Dans "Le nouvel ordre sexuel", Serge Hefez pose la question : "Faut-il avoir des seins pour faire la vaisselle, et en avoir dans le pantalon pour descendre la poubelle ?" On ne peut qu'être en phase. Son souci de séparer le genre et le sexe me paraît tout à fait pertinent. Car il s'agit d'émanciper notre monde de toutes ces vieilleries qui continuent à pulluler et qui ont ressurgi avec virulence lors de la fameuse guerre du mariage pour tous (qui sera, heureusement, oubliée dans dix ans! ). Il écrit aussi : "Nous nous trouvons ainsi complètement ficelés, contraints, contenus par une multitude d'injonctions, de prescriptions, de représentations, de projections, de règles héritées de notre environnement personnel, familial, social, culturel, religieux, qui nous dictent au plus intime de nous-mêmes comment modeler ce sexuel infantile infiniment fantaisiste, qui nous exalte et nous terrifie. Au point que certains prennent parfois ce modelage pour la « norme », ou même la « nature »..."

Ah ! cette nature qui engendrerait une norme ! Derrière ce vocable, on nous ressort les vieilles lunes du patriarcat : c'est naturel et donc normal que l'homme domine la femme. En réalité, "nous construisons tous notre identité sexuée non pas sur la base d'un déterminisme biologique, ou d'une quelconque nature, mais sur la base de ce que nos parents nous disent et de la manière dont ils nous traitent. Sous la forme, en somme, de la croyance." Eh oui, voilà le mot : on est dans la croyance, et la religion n'est pas loin derrière (ce qui explique qu'elles soient toutes opposées officiellement au mariage pour tous, même si des prêtres, pasteurs ont une autre opinion en tant qu'individu), qui nous ressert Adam et Ève, à partir de quoi on a imposé la rigidification et la séparation des sexes, chacun dans son coin, les sexes étant conçus et figés de toute éternité.

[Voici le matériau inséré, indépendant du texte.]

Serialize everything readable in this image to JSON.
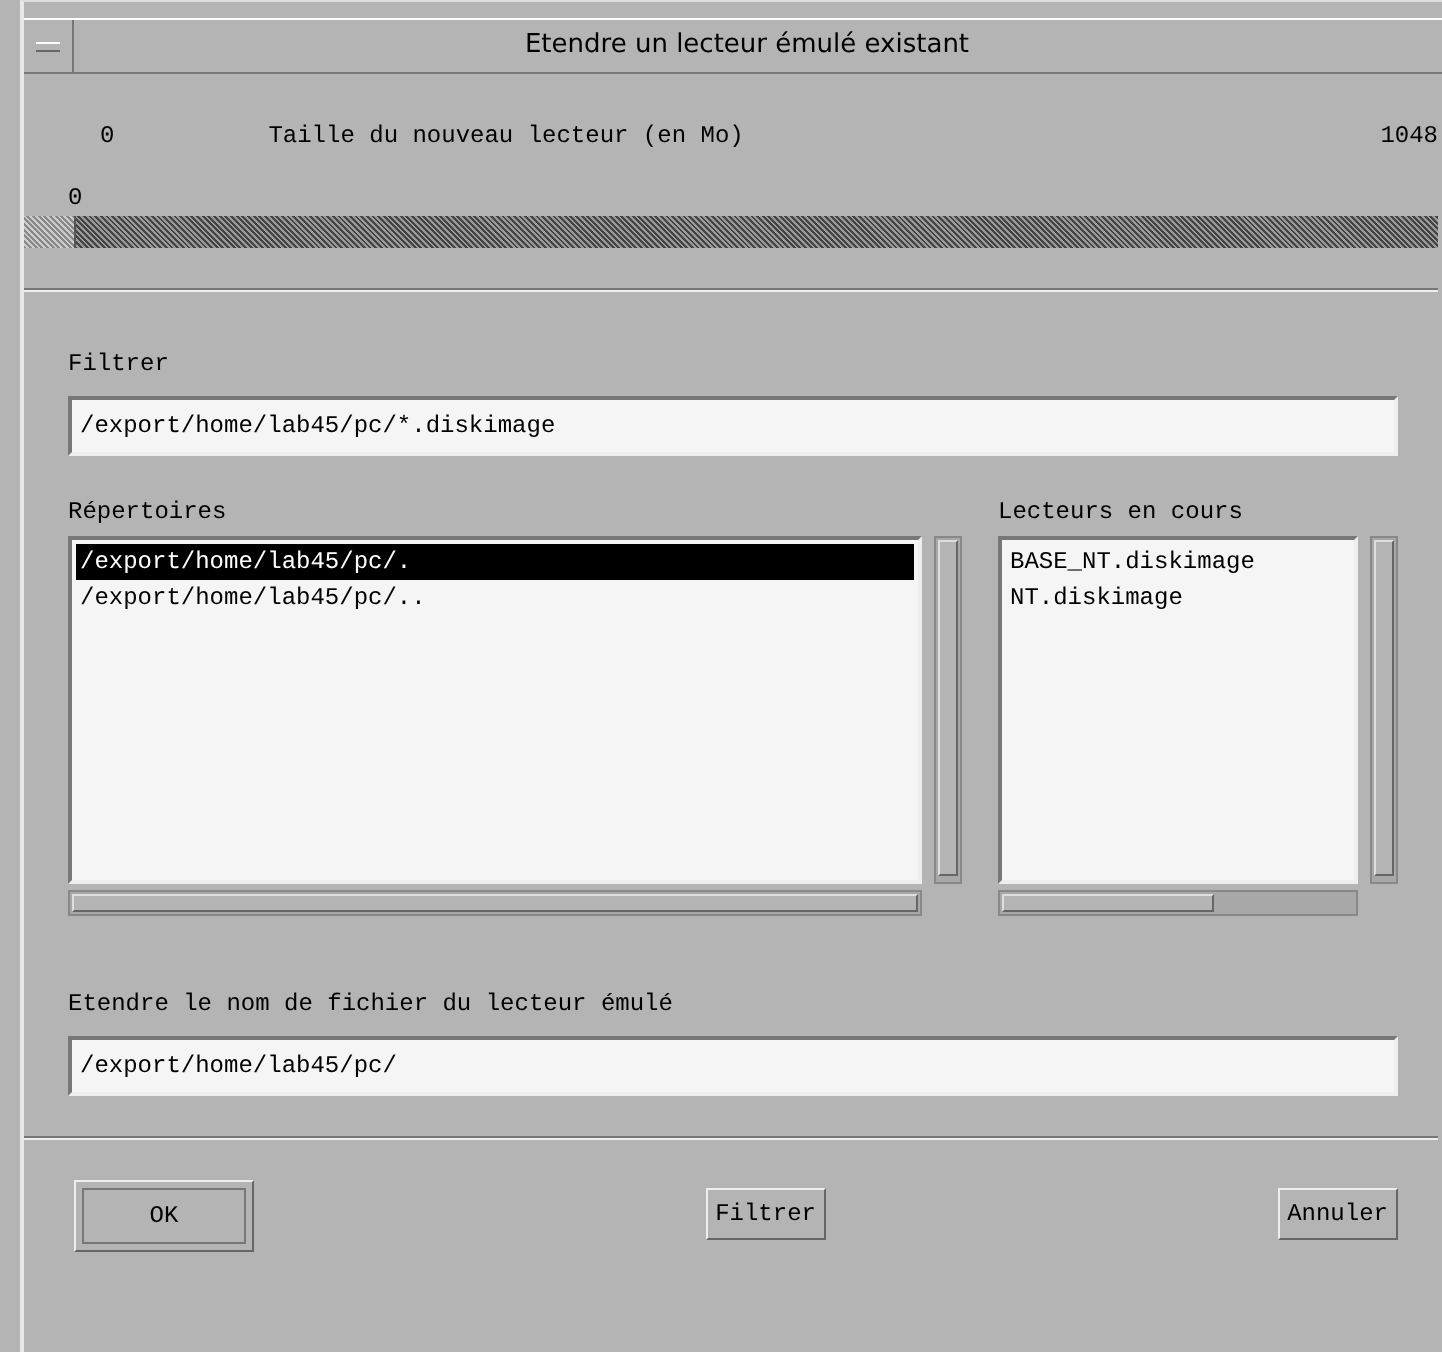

Dans les années 50, Simone de Beauvoir nous avait bien dit : "on ne naît pas femme, on le devient" ! Bien entendu, ça m'avait beaucoup impressionné à l'époque, surtout que son argumentation était imparable. Un peu plus tard, Elena Gianini Belotti, dans son bel essai "Du côté des petites filles", nous avait démontré à quel point l'éducation fabriquait des filles. Qui la lit encore aujourd'hui ? Même les auteurs pour la jeunesse nous concoctaient dans les années 70 une magnifique "Histoire de Julie qui avait une ombre de garçon". À mille lieues des absurdes Martine et Caroline qui inondaient et continuent à polluer kiosques et grandes surfaces. Tout cela est bien oublié aujourd'hui, on est rentré dans l'ordre soi-disant "naturel". Pourtant, nous explique Serge Hefez, "les hommes commencent à réaliser que l'émancipation des femmes peut être pour eux un gain identitaire" et, "devenant des pères plus démonstratifs, à l'écoute et moins autoritaires", voilà qui change la paternité.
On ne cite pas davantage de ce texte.